• Luis Cazares (10/25/2012)


    I was so close, thanks to the QotD that made me remember the PARSENAME function.

    My code

    SELECT @HOLDER = ID

    FROM #testEnvironment

    WHERE PARSENAME( CAST(yourData AS NVARCHAR(MAX)),3) IS NULL

    AND PARSENAME(CAST(yourData AS NVARCHAR(MAX)), 2) IS NOT NULL

    Results using Cadavre's last test environment (without the XML). I deleted the "DBCC execution completed" comments.

    Duration for CHARINDEX = 00:00:18:363

    Duration for LEN = 00:00:09:347

    Duration for PARSENAME = 00:00:06:870

    Duration for COLLATE = 00:00:06:667

    Very good, that was sort of the idea I was trying to implement with the XML splitter.
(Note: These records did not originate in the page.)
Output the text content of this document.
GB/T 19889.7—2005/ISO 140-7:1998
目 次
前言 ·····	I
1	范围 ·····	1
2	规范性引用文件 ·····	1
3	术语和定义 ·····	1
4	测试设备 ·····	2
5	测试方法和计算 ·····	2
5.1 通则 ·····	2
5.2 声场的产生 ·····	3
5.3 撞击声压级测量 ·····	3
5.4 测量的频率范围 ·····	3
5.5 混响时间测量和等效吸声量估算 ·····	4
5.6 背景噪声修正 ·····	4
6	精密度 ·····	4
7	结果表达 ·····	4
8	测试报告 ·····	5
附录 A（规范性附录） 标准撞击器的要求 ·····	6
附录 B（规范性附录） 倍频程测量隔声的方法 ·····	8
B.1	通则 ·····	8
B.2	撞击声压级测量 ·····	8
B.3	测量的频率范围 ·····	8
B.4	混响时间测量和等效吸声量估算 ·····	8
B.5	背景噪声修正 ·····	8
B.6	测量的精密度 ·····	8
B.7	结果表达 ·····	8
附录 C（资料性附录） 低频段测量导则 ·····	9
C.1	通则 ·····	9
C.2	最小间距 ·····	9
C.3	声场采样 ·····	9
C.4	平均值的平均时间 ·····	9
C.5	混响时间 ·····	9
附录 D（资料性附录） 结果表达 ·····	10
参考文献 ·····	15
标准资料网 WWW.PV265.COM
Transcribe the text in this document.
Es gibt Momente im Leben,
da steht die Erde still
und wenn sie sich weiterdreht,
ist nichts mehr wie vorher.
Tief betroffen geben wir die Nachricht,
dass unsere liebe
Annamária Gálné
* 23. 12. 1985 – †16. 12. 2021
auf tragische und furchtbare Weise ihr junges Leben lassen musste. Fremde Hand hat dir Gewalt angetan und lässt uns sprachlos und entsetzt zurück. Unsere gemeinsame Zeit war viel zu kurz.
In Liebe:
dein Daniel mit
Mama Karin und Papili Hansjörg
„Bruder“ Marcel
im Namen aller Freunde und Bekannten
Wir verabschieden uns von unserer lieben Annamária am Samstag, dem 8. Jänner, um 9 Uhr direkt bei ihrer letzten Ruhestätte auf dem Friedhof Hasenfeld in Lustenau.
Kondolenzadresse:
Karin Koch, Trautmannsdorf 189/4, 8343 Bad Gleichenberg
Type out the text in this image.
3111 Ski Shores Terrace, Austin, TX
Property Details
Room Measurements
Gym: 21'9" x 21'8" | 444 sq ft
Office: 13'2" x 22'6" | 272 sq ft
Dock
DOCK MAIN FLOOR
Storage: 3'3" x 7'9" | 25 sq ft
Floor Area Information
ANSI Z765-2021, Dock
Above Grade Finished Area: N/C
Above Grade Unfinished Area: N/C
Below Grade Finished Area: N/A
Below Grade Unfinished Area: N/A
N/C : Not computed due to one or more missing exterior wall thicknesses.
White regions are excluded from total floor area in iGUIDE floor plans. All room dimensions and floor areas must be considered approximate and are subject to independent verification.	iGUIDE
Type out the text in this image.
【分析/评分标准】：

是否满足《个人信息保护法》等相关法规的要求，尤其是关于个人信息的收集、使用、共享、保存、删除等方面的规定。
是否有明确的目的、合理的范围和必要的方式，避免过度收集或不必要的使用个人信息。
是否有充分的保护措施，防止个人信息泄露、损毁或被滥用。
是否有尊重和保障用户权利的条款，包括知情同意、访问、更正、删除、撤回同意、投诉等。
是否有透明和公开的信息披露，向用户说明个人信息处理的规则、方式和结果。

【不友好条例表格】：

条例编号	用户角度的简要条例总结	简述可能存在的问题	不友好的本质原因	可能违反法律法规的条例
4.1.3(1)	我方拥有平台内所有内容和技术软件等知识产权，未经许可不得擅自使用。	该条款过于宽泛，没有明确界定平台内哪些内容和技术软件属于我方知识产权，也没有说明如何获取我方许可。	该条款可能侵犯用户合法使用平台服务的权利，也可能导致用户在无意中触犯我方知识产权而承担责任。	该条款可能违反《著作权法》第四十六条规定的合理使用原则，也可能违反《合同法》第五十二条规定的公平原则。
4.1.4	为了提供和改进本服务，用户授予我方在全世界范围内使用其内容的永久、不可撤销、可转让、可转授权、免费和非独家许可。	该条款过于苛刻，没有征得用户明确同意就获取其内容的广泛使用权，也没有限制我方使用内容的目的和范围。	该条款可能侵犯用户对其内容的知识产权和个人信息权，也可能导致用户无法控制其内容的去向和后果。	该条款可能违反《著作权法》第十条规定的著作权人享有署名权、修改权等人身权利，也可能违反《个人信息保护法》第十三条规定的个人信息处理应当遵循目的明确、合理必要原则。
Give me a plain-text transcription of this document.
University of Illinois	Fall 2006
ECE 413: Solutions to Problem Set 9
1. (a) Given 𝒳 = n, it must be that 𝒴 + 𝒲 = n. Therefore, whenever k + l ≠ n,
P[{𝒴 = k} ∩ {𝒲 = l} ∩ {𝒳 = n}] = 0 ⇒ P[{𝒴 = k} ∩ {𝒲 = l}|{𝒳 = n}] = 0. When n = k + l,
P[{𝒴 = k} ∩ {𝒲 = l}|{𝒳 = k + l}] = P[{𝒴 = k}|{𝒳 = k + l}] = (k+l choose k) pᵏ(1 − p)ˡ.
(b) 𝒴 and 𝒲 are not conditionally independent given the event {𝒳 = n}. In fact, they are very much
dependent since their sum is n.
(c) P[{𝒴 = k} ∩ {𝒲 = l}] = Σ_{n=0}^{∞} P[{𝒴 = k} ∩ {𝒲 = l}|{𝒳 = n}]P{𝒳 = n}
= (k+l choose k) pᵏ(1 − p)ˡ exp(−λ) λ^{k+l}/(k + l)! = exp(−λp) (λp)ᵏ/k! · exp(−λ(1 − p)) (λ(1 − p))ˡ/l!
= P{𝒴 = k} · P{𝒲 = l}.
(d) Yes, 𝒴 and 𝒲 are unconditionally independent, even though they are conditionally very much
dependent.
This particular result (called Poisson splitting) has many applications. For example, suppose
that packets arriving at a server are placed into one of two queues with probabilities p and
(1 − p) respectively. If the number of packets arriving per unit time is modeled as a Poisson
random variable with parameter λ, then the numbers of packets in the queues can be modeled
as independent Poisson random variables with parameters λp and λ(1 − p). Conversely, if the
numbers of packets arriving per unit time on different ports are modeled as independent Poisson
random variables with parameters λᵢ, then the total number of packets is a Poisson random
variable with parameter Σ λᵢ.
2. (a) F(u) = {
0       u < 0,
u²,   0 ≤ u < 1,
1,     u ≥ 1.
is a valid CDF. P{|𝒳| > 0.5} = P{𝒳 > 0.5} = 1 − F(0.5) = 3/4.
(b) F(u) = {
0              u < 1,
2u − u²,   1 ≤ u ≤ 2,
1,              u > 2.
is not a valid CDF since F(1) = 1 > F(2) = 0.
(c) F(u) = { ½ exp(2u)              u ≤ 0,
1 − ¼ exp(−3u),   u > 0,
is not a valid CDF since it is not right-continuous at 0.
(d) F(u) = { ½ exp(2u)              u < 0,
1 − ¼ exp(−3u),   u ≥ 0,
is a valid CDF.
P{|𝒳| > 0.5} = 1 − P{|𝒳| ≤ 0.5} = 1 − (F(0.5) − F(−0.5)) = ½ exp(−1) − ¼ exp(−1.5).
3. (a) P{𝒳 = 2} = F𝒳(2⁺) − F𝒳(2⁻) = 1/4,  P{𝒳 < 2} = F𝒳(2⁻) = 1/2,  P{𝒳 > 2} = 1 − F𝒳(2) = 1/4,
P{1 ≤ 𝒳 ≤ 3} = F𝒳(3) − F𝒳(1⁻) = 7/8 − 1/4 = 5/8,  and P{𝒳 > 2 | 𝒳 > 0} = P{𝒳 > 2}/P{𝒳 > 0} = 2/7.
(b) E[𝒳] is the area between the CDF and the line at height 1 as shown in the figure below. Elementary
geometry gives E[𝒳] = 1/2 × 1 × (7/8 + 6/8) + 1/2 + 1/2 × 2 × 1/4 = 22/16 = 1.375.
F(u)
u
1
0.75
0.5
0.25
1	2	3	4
Didn't think of PARSENAME (foolishly!).

    Also, we can get rid of the "DBCC execution completed" comments by adding "WITH NO_INFOMSGS" to the script, like so: -

    SET NOCOUNT ON;

    IF object_id('tempdb..#testEnvironment') IS NOT NULL

    BEGIN

    DROP TABLE #testEnvironment;

    END;

    --1,000,000 Random rows of data

    SELECT IDENTITY(INT,1,1) AS ID, CAST(LEFT(yourData, LEN(yourData) - 1) AS NTEXT) AS yourData

    INTO #testEnvironment

    FROM (SELECT TOP 1000000

    REPLICATE(

    REPLACE(REPLACE(REPLACE(REPLACE(REPLACE(REPLACE(REPLACE(REPLACE(REPLACE(REPLACE(

    REPLACE(NEWID(),'-','')

    ,'0',''),'9',''),'8',''),'7',''),'6',''),'5',''),'4',''),'3',''),'2',''),'1','') + '.',

    (ABS(CHECKSUM(NEWID())) % 2) + 2)

    FROM master.dbo.syscolumns sc1, master.dbo.syscolumns sc2, master.dbo.syscolumns sc3

    )a(yourData);

    DECLARE @HOLDER INT, @Duration CHAR(12), @StartTime DATETIME;

    DBCC FREEPROCCACHE WITH NO_INFOMSGS;

    DBCC DROPCLEANBUFFERS WITH NO_INFOMSGS;

    SELECT @StartTime = GETDATE();

    SELECT @HOLDER = ID

    FROM (SELECT ID, yourData, MAX(rn)

    FROM (SELECT ID, yourData, split.Part.value('text()[1]', 'VARCHAR(MAX)'), ROW_NUMBER() OVER(PARTITION BY yourData ORDER BY (SELECT NULL))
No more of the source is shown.